To assess monocyte recruitment in the spleen, CD14⁺ cells were quantified via flow cytometry, alongside the co-expression of arginase-1 and PD-L1 ( Supplementary Table S3 , Figure 6 ). A decrease in the frequency of CD14⁺ cells (p = 0.055; one-way ANOVA) and CD14⁺arginase-1⁻PD-L1⁻ cells (p = 0.048; Kruskal–Wallis test) was observed in dogs with a high clinical score ( Figures 6A, B ). Furthermore, significant correlations were found between CD14⁺ and arginase-1⁺ cells (p = 0.001; r = 0.623; Spearman correlation), as well as between CD14⁺arginase-1⁺PD-L1⁻ and CD14⁻arginase-1⁺PD-L1⁺ cell populations (p = 0.034; r = 0.443; Spearman correlation) ( Figures 6C, D ). In Panel C, the correlation occurs between CD14⁺ cells and total cells expressing arginase-1. Note that the percentage values (X-axis of Panel C) are much higher than those in Panel D because it includes not only M2 cells but also various leukocytes expressing the enzyme, including lymphocytes and neutrophils. In Panel D, the correlation occurs between CD14⁺Arginase-1⁺PD-L1^- cells and CD14^-Arginase-1⁺PD-L1⁺ cells. Notice that the percentages are much lower, as it represents only a fraction of the population demonstrated in Panel C.
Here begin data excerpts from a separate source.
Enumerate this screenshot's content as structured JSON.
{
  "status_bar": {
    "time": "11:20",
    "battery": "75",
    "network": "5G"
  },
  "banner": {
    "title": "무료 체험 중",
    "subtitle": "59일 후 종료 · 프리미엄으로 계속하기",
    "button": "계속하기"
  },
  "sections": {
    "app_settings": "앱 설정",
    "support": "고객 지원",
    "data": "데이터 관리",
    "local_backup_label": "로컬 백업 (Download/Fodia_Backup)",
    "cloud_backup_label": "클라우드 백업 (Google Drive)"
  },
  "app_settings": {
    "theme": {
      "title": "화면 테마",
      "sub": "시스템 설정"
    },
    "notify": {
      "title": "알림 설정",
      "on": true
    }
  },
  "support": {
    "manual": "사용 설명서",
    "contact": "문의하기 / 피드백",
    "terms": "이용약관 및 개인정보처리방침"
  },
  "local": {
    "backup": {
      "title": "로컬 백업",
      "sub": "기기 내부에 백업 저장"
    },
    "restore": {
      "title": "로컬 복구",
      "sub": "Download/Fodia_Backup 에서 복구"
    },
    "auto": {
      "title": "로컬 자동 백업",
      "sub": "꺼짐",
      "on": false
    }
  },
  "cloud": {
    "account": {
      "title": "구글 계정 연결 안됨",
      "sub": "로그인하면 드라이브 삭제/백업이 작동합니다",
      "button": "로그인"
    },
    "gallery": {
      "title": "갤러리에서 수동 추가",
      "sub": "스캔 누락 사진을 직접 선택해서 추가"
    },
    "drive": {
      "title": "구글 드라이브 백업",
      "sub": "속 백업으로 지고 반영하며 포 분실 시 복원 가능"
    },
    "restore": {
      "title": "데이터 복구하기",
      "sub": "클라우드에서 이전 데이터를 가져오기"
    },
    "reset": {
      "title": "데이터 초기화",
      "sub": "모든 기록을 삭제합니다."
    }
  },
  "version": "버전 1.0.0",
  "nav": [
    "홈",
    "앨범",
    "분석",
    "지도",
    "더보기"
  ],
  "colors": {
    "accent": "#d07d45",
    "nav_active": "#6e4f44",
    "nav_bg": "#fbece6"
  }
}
Flow cytometric analysis revealed the presence of arginase-1^high and arginase-1⁺PD-L1⁺ co-expressing cells in the spleens of naturally infected dogs ( Supplementary Table S3 ). Although some of them were CD14⁺ cells, it was not possible to define the other arginase-1^high cells due to the absence of additional profile markers in our experiments. No statistically significant differences were observed according to clinical score, parasite load and splenic white pulp organization groups ( Figure 7 ). However, a correlation between CD14^-arginase-1^-PD-L1⁺ and arginase-1^high cells was observed (p = 0.002; r = 0.605, Spearman correlation) ( Figure 7D ).